Nel frattempo, la macchina faceva schifo. Pensò a lungo se prenderla; c’era di che vergognarsi ad andare in giro con la macchina in quelle condizioni! Ma non aveva scelta: l’unica alternativa era non prendere il caffè: impossibile. Sperava di non incontrare nessuno; al primo semaforo pedonale, una ragazza attraversò la strada, gettando un’occhiata di ribrezzo. Era Giuliana, l’amore inconfessato del liceo. Guardò Martino e lo riconobbe. Ne era certo. Il viso della ragazza assunse uno strano atteggiamento, tra il meditabondo, il nostalgico e la soddisfazione dello scampato pericolo. Lo stava giudicando. In modo affrettato, magari, ma severamente. Lui si sentiva una merda. Non avrebbe dovuto prendere la macchina, adesso lo sapeva. Arrivato al bar trangugiò quel maledetto caffè, si arrotolò una sigaretta e uscì mentre il cellulare squillava. Era Filippo, il tipo delle lezioni: sarebbe venuto e gli avrebbe portato i soldi: qualcosa cominciava ad andare per il verso giusto, a Dio piacendo.

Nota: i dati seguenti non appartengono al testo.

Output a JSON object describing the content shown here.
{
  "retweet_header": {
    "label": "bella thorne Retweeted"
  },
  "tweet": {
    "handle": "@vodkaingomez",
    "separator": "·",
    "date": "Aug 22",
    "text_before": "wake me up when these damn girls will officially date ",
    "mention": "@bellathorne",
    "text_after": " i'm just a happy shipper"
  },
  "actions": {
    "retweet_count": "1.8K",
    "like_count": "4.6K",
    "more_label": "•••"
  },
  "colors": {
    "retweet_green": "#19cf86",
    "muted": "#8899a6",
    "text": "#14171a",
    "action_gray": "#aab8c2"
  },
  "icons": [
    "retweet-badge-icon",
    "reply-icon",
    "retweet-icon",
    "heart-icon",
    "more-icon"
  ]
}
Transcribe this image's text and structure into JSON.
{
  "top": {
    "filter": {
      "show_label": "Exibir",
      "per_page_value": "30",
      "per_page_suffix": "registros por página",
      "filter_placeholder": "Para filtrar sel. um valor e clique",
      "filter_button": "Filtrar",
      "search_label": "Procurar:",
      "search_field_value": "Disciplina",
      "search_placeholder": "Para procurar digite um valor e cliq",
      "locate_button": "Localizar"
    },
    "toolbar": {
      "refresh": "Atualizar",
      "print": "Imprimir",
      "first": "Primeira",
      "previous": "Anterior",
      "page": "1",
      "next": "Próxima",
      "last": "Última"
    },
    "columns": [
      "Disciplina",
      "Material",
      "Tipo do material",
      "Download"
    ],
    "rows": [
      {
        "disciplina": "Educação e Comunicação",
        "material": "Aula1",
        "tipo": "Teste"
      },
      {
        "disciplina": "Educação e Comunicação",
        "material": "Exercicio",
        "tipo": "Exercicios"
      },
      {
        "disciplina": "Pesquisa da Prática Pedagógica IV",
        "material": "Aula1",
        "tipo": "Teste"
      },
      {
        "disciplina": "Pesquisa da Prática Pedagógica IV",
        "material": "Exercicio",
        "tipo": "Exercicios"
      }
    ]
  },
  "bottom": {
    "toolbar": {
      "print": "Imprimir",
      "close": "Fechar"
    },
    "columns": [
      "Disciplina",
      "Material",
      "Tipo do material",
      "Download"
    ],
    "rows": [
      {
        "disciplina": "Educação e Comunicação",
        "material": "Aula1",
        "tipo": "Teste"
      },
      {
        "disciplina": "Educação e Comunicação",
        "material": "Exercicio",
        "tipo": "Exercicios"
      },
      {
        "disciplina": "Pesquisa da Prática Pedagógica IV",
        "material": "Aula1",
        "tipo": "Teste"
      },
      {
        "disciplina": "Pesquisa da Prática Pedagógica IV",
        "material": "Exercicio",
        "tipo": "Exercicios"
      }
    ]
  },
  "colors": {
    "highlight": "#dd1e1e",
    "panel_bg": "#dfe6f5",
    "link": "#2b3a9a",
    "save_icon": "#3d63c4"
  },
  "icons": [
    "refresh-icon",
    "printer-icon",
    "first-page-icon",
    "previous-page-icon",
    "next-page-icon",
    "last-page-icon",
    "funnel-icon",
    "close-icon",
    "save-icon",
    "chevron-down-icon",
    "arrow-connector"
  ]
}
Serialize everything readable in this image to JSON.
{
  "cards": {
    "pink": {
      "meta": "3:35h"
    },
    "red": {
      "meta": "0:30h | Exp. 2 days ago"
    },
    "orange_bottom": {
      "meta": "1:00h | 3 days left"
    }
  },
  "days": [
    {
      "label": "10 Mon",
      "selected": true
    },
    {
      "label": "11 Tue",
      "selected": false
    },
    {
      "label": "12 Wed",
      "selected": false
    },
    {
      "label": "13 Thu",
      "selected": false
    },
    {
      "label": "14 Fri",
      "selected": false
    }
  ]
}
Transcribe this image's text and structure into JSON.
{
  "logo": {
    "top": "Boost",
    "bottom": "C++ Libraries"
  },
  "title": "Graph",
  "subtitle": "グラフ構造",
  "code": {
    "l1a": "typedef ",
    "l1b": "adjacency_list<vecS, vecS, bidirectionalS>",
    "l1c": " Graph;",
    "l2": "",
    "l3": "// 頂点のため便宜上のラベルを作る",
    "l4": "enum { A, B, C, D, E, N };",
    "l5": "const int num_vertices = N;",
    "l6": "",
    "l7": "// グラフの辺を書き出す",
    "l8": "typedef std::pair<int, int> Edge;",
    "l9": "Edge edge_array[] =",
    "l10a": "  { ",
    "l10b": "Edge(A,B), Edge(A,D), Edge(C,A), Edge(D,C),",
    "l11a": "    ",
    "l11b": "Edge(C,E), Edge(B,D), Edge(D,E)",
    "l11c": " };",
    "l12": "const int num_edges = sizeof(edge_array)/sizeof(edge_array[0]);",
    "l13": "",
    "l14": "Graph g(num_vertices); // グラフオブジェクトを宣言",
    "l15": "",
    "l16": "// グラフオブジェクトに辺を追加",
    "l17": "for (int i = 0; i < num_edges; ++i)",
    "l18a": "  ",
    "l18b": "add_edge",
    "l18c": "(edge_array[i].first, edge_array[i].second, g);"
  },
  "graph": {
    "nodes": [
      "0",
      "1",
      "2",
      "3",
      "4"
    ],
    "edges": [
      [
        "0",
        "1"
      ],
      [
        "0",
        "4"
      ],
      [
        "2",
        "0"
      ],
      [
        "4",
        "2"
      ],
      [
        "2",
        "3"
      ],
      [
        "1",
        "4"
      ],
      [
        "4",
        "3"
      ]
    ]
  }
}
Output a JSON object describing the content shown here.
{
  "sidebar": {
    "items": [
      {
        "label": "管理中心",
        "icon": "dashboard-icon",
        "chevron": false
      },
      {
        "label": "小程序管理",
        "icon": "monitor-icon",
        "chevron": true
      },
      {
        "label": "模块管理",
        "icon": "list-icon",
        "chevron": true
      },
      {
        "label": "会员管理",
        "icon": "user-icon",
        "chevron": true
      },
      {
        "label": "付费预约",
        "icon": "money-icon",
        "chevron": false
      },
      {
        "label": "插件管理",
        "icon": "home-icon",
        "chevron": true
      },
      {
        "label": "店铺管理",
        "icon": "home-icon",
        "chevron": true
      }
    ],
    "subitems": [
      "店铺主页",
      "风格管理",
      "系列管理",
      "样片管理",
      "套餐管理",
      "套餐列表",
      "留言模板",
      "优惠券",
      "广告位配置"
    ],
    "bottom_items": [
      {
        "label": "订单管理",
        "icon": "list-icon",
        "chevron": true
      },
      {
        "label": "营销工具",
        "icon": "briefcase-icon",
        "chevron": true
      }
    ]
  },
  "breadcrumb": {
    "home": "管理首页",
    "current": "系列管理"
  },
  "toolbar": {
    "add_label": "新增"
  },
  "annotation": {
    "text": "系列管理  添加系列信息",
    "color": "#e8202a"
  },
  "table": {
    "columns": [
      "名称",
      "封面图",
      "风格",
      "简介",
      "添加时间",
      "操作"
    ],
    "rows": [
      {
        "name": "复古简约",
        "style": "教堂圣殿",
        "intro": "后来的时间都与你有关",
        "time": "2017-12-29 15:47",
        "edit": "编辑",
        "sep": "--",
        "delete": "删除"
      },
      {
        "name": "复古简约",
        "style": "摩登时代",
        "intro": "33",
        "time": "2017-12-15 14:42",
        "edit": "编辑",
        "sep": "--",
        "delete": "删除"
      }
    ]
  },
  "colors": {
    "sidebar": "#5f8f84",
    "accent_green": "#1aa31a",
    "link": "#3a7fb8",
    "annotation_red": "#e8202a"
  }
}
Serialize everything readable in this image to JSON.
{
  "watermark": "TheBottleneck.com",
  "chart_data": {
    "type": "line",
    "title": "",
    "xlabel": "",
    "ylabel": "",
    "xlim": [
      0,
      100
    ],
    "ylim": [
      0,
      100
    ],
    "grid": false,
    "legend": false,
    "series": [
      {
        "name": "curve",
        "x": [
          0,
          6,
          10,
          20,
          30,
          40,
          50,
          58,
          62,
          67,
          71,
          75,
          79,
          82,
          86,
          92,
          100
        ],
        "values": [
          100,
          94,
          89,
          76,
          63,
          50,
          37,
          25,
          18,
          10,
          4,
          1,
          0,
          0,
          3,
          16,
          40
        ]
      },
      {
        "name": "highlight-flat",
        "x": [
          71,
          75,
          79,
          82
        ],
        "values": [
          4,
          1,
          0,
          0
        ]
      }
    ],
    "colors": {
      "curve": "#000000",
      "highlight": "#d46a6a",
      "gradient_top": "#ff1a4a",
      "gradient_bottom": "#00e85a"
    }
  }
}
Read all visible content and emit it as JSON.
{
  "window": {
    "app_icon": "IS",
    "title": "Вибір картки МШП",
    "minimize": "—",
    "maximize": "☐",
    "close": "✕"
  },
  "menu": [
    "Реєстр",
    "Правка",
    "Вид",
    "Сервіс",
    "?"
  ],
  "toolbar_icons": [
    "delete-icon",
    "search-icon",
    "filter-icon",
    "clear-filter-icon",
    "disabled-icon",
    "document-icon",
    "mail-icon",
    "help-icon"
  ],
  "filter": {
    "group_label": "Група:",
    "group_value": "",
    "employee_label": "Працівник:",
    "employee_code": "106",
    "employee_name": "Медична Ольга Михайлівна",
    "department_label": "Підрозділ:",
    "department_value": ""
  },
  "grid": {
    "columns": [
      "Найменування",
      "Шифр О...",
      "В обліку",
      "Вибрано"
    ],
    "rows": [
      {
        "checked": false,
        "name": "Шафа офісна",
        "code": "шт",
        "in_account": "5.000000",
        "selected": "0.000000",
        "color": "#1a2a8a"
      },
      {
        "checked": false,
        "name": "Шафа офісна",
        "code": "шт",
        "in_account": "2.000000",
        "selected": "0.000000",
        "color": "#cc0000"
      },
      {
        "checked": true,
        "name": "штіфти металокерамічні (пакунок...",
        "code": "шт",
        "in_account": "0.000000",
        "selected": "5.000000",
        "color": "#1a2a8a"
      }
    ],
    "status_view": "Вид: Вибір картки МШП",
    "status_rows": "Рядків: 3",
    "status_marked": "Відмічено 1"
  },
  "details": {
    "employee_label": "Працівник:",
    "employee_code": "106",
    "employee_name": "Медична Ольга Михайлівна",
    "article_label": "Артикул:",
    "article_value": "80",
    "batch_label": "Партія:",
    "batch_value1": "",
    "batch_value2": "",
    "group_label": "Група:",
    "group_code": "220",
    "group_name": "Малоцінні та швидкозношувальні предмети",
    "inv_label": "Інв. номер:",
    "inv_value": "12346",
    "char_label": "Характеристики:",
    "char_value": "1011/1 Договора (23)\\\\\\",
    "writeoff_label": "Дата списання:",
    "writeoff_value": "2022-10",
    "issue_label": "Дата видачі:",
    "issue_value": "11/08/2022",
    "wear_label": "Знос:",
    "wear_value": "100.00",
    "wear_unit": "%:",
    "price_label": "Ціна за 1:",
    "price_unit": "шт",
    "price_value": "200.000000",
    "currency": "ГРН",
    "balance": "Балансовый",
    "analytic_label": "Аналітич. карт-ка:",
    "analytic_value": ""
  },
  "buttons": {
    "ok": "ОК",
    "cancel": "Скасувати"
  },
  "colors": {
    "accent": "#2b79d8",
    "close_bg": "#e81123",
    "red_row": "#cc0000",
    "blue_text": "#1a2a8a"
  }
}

Martino si barcamenava in quella selva di pensieri, riuscendo a metterli in ordine, anzi, in fila, come soldatini. Era bravissimo in questo, così come era bravo a gestire le sue disordinate finanze: forse era soprattutto per quello che riuscìa fare della chitarra un mestiere: gestiva la vita senza grandi patemi economici, nonostante le entrate altalenanti. Questo lo metteva su un piano più alto rispetto a tanta altra gente, che alla fine doveva arrendersi, sacrificando il sogno infantile di una vita fatta di musica sull’altare di un lavoro sicuro. Diplomato in chitarra classica, sì, ma anche un bravissimo pianista-tastierista; lavorava più in questa veste, mentre con la chitarra aveva un giro di scuole di musica e di allievi privati che lo impegnavano nei pomeriggi.